# What types of photography are in Demand?



## vinski (Jun 8, 2009)

Curious to see what photography markets are in demand and which are saturated.


----------



## KmH (Jun 8, 2009)

All photography markets are booming......if you've got the right images and sound business practices.

Portrait and Wedding shooters I know are prospering. Commercial shooters I know are prospering. The only market I know of that is iffy is the Art Print market, but it's always that way, feast or famine.

I also know photographers that don't have a lot of business sense that are struggeling. Nothing new there.

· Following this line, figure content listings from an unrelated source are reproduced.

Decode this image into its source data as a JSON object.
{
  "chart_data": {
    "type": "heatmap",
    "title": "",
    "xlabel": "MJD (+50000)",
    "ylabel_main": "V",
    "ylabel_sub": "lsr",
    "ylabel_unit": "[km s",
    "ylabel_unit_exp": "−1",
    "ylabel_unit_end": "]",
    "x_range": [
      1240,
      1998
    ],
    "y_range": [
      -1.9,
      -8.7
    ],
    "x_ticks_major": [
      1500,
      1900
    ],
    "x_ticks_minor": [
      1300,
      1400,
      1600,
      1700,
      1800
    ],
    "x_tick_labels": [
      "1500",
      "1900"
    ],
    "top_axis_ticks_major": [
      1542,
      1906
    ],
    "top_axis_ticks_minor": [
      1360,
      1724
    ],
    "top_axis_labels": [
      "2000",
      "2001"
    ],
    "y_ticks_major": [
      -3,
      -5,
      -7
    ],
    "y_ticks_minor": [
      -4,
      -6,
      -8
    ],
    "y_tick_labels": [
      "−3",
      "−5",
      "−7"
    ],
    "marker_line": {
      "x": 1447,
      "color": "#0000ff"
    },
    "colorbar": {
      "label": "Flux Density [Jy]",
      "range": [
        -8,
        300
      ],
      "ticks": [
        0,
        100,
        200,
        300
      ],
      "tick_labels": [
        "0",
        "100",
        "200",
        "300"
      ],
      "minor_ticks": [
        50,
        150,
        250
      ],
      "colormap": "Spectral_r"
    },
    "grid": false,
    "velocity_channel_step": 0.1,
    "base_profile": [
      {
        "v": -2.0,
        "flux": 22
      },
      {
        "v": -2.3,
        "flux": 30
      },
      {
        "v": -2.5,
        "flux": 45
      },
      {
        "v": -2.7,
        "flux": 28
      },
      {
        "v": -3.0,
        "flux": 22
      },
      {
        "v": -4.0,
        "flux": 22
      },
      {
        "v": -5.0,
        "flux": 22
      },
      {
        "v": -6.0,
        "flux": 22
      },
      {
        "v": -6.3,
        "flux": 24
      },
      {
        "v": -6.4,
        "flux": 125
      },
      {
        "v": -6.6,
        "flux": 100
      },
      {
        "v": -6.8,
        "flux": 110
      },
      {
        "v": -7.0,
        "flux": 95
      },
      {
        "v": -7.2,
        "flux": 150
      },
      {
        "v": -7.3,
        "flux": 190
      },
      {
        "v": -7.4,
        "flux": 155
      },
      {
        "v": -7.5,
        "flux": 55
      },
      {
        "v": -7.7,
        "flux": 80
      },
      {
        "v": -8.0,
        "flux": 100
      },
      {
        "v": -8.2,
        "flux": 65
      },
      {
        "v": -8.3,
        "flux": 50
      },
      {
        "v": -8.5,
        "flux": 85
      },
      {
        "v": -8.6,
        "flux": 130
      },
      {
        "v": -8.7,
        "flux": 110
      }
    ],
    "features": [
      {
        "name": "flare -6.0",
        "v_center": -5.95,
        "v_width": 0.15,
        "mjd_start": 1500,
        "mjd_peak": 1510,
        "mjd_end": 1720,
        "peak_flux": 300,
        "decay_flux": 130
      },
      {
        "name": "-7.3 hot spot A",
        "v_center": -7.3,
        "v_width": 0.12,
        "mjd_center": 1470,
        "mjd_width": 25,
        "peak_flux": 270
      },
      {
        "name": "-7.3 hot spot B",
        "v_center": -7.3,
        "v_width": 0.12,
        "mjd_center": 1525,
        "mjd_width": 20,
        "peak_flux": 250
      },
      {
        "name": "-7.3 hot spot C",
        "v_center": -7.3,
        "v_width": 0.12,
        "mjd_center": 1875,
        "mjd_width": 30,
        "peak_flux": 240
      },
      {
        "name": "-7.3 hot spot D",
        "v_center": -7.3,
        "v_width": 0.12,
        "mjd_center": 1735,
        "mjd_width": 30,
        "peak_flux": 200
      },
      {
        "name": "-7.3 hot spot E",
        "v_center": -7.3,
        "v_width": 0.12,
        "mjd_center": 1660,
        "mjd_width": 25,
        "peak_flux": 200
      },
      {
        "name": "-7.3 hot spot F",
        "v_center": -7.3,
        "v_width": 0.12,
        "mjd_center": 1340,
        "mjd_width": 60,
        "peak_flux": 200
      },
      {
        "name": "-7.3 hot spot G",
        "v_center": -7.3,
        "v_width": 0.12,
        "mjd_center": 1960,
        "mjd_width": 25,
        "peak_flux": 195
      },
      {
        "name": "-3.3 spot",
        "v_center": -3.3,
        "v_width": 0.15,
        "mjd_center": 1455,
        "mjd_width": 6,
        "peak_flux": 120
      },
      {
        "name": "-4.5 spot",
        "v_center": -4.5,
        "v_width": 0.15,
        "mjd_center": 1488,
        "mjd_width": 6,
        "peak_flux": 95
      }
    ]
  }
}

Being successful as a photographer is more about how you run your business, than how good your images are.


----------



## skieur (Jun 8, 2009)

Public Relations/Advertising is booming too, particularly related to web sites, organizations, and businesses in the roughly 1 to 10 million value range that are looking to expand.

skieur


----------



## henkelphoto (Jun 9, 2009)

Not all photo markets are booming. At least not still--the photojournalism genre is a dying breed, unless you know video.


----------



## skieur (Jun 16, 2009)

henkelphoto said:


> Not all photo markets are booming. At least not still--the photojournalism genre is a dying breed, unless you know video.



The photo market has changed somewhat in that strictly taking pictures is at the low end.  It has now progressed into digital  products mixing text, photos, and other design elements even for weddings.  In the corporate sector, writing, scripting, and design also go along with the photography.  Print materials may have to be designed to go with photo package as well.
I didn't think when I started out, that I would ever be presenting to large audiences using complex mixes of still, animation, and video that I produced.

skieur


----------



## PhotoXopher (Jun 16, 2009)

Porn is always in demand.

At least that's what I've heard...

:er:


----------



## guitarkid (Jun 16, 2009)

From what I have heard, and seen, and am involved with, in this economy, most areas are not doing well. I know a lot of people shooting for their own studios or other studios and it's very rough out there. This goes for photo, video, DJ, everyone... I'm talking about weddings. And mostly, it's saturated. People go to best buy, buy a camera and BOOM, they have a biz. Not nearly as many people were doing this in the 80's and 90's until digital came along.  What we have is an over-saturated market of photographers in hard times.


----------



## adamwilliamking (Jun 18, 2009)

N0YZE said:


> Porn is always in demand.
> 
> At least that's what I've heard...
> 
> :er:


 

+ 1


----------



## Omitinibu (Jun 18, 2009)

I think it really depends on your area.. but for the most part there is a little bit of everything in demand just gotta know how to apply yourself and advertise right


----------